Energy Monitoring System

After integrating manufacturing capabilities across multiple Korean facilities in 1999, a subsidiary of a global manufacturer faced mounting pressure to improve energy efficiency and meet tightening environmental reporting requirements. Operating across electricity, natural gas, and steam as primary energy sources, the company lacked real-time visibility into how and where energy was consumed. Without a unified monitoring solution, operators depended on manual meter readings, making it impossible to respond promptly to consumption spikes or correlate energy use with production output. Additional government regulations around carbon dioxide emissions added urgency, exposing the operational and reputational cost of the status quo.

Rockwell Automation deployed an integrated energy monitoring system built on the FactoryTalk software suite. FactoryTalk VantagePoint Energy served as the central analytics layer, converting raw meter data from all three energy sources into shareable dashboards and actionable trend reports aligned with the ISO 50001 energy management standard. FactoryTalk Historian collected up to 10,000 data tags per line from Allen-Bradley ControlLogix L71 PLCs — spanning approximately 100,000 I/O points across facilities — capturing station temperature, humidity, CO₂ concentration, and other environmental metrics. FactoryTalk View Site Edition and ViewPoint provided redundant-server HMI visualization. Network connectivity was built on Stratix 5400 managed switches (layer 2/3 routing), Stratix 5700 compact managed switches with embedded Cisco technology, and Stratix 2000 unmanaged switches for plug-and-play flexibility. PowerMonitor 500 sub-metering devices delivered point-of-use energy data directly at monitoring sites, enabling at-process decisions without additional HMI hardware.

With the monitoring system live across all Korean facilities, the manufacturer projected an annual energy usage reduction of approximately 10 percent — realized by enabling operators to adjust system performance based on real-time consumption trends rather than reacting after the fact. System stability improved materially, with stabilized energy utilization driven by minimized unscheduled downtime and lower engineering and maintenance costs. Automated data collection replaced manual meter readings, freeing engineering resources for higher-value work.

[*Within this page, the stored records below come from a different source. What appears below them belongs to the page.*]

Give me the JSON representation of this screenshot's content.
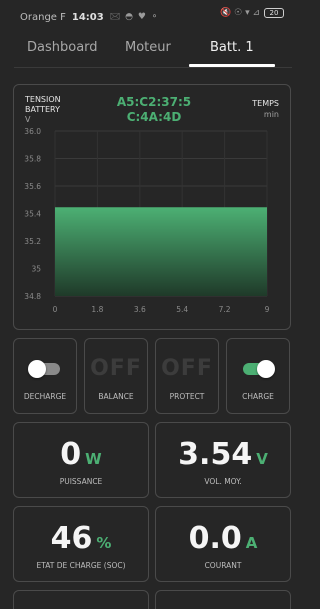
{
  "status_bar": {
    "carrier": "Orange F",
    "time": "14:03",
    "left_icons": "🖂 ◓ ♥ ⚬",
    "right_icons": "🔇 ☉ ▾ ⊿",
    "battery": "20"
  },
  "tabs": [
    {
      "label": "Dashboard"
    },
    {
      "label": "Moteur"
    },
    {
      "label": "Batt. 1"
    }
  ],
  "active_tab": "Batt. 1",
  "chart": {
    "y_title_line1": "TENSION",
    "y_title_line2": "BATTERY",
    "y_unit": "V",
    "center_line1": "A5:C2:37:5",
    "center_line2": "C:4A:4D",
    "x_title": "TEMPS",
    "x_unit": "min"
  },
  "chart_data": {
    "type": "area",
    "x": [
      0,
      9
    ],
    "values": [
      35.44,
      35.44
    ],
    "ylim": [
      34.8,
      36.0
    ],
    "xlim": [
      0,
      9
    ],
    "yticks": [
      "36.0",
      "35.8",
      "35.6",
      "35.4",
      "35.2",
      "35",
      "34.8"
    ],
    "xticks": [
      "0",
      "1.8",
      "3.6",
      "5.4",
      "7.2",
      "9"
    ],
    "ylabel": "TENSION BATTERY",
    "xlabel": "TEMPS",
    "grid": true,
    "color": "#4caf73"
  },
  "toggles": [
    {
      "label": "DECHARGE",
      "kind": "switch",
      "state": "off"
    },
    {
      "label": "BALANCE",
      "kind": "text",
      "text": "OFF"
    },
    {
      "label": "PROTECT",
      "kind": "text",
      "text": "OFF"
    },
    {
      "label": "CHARGE",
      "kind": "switch",
      "state": "on"
    }
  ],
  "metrics": [
    {
      "value": "0",
      "unit": "W",
      "label": "PUISSANCE"
    },
    {
      "value": "3.54",
      "unit": "V",
      "label": "VOL. MOY."
    },
    {
      "value": "46",
      "unit": "%",
      "label": "ETAT DE CHARGE (SOC)"
    },
    {
      "value": "0.0",
      "unit": "A",
      "label": "COURANT"
    }
  ],
  "colors": {
    "accent": "#4caf73",
    "background": "#262626",
    "card_border": "#4a4a4a"
  }
}
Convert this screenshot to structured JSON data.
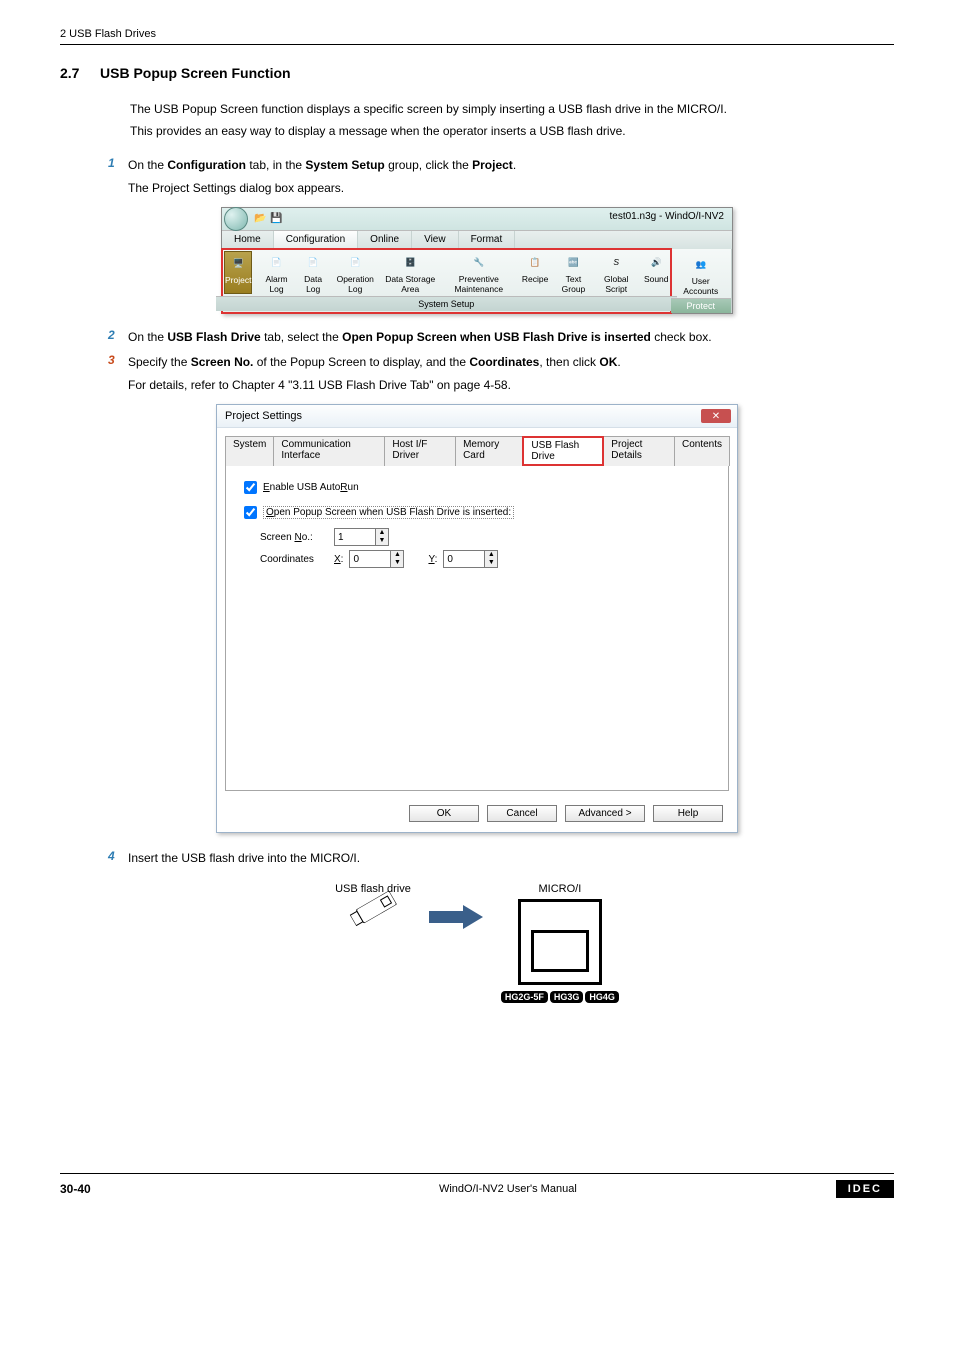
{
  "header": {
    "text": "2 USB Flash Drives"
  },
  "section": {
    "number": "2.7",
    "title": "USB Popup Screen Function"
  },
  "intro": {
    "line1": "The USB Popup Screen function displays a specific screen by simply inserting a USB flash drive in the MICRO/I.",
    "line2": "This provides an easy way to display a message when the operator inserts a USB flash drive."
  },
  "steps": {
    "s1": {
      "num": "1",
      "pre": "On the ",
      "b1": "Configuration",
      "mid1": " tab, in the ",
      "b2": "System Setup",
      "mid2": " group, click the ",
      "b3": "Project",
      "post": "."
    },
    "s1sub": "The Project Settings dialog box appears.",
    "s2": {
      "num": "2",
      "pre": "On the ",
      "b1": "USB Flash Drive",
      "mid1": " tab, select the ",
      "b2": "Open Popup Screen when USB Flash Drive is inserted",
      "post": " check box."
    },
    "s3": {
      "num": "3",
      "pre": "Specify the ",
      "b1": "Screen No.",
      "mid1": " of the Popup Screen to display, and the ",
      "b2": "Coordinates",
      "mid2": ", then click ",
      "b3": "OK",
      "post": "."
    },
    "s3sub": "For details, refer to Chapter 4 \"3.11 USB Flash Drive Tab\" on page 4-58.",
    "s4": {
      "num": "4",
      "text": "Insert the USB flash drive into the MICRO/I."
    }
  },
  "ribbon": {
    "filename": "test01.n3g - WindO/I-NV2",
    "tabs": [
      "Home",
      "Configuration",
      "Online",
      "View",
      "Format"
    ],
    "project": "Project",
    "icons": {
      "alarm": "Alarm Log",
      "data": "Data Log",
      "oper": "Operation Log",
      "storage": "Data Storage Area",
      "prev": "Preventive Maintenance",
      "recipe": "Recipe",
      "tgroup": "Text Group",
      "gscript": "Global Script",
      "sound": "Sound",
      "user": "User Accounts"
    },
    "grouplabel": "System Setup",
    "protect": "Protect"
  },
  "dialog": {
    "title": "Project Settings",
    "tabs": {
      "system": "System",
      "comm": "Communication Interface",
      "host": "Host I/F Driver",
      "mem": "Memory Card",
      "usb": "USB Flash Drive",
      "proj": "Project Details",
      "cont": "Contents"
    },
    "chk1": "Enable USB AutoRun",
    "chk2": "Open Popup Screen when USB Flash Drive is inserted:",
    "screenNoLabel": "Screen No.:",
    "screenNoVal": "1",
    "coordLabel": "Coordinates",
    "xLabel": "X:",
    "xVal": "0",
    "yLabel": "Y:",
    "yVal": "0",
    "btns": {
      "ok": "OK",
      "cancel": "Cancel",
      "adv": "Advanced >",
      "help": "Help"
    }
  },
  "diagram": {
    "usbLabel": "USB flash drive",
    "microLabel": "MICRO/I",
    "badges": [
      "HG2G-5F",
      "HG3G",
      "HG4G"
    ]
  },
  "footer": {
    "page": "30-40",
    "center": "WindO/I-NV2 User's Manual",
    "brand": "IDEC"
  }
}
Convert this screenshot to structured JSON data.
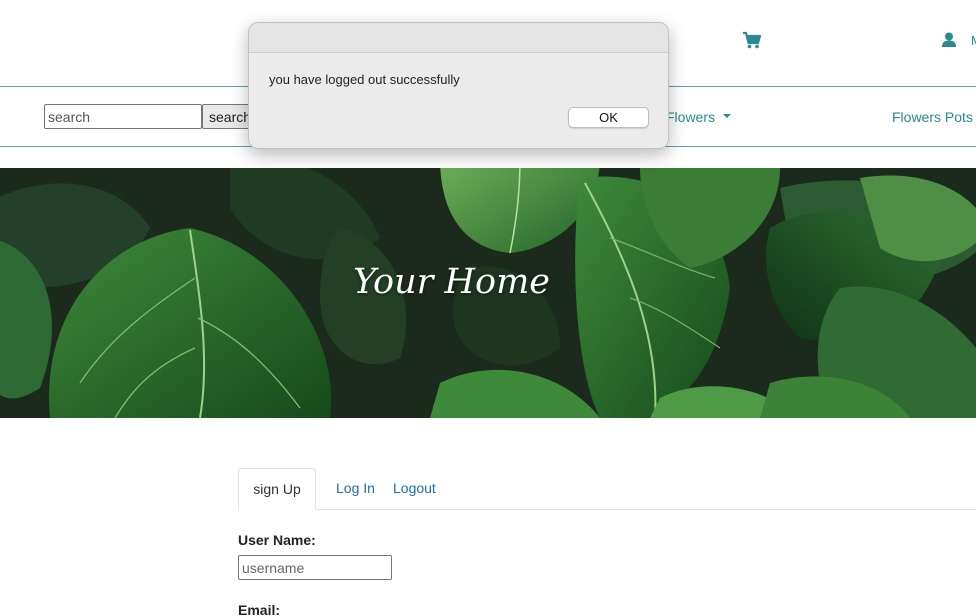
{
  "header": {
    "cart_icon": "shopping-cart-icon",
    "user_icon": "user-icon",
    "user_label": "M",
    "accent_color": "#2a8a92"
  },
  "nav": {
    "search_placeholder": "search",
    "search_button_label": "search",
    "flowers_label": "Flowers",
    "pots_label": "Flowers Pots"
  },
  "hero": {
    "title": "Your Home"
  },
  "tabs": [
    {
      "label": "sign Up",
      "active": true
    },
    {
      "label": "Log In",
      "active": false
    },
    {
      "label": "Logout",
      "active": false
    }
  ],
  "form": {
    "username_label": "User Name:",
    "username_placeholder": "username",
    "email_label": "Email:"
  },
  "dialog": {
    "message": "you have logged out successfully",
    "ok_label": "OK"
  }
}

• ~10% projected annual energy reduction through trend-based performance adjustments
• Enhanced system stability and reliability across all facilities
• Reduced unscheduled downtime and associated maintenance burden
• Automated reporting replacing manual meter reads, improving data accuracy and compliance readiness

• Establish visibility before optimizing: systematic data collection across all energy sources — electricity, gas, and steam — is the prerequisite for any credible energy management program.
• Structuring data collection around ISO 50001 from the outset simplifies government reporting and positions operations for environmental compliance without retrofit effort.
• Correlating energy data with production data reveals where efficiency improvements also reduce per-unit manufacturing costs.
• Sub-metering at the device level enables at-process decisions that aggregate plant-level monitoring consistently misses.
• Real-time alerting on selected consumption trends shifts operators from reactive to proactive energy management, compounding savings over time.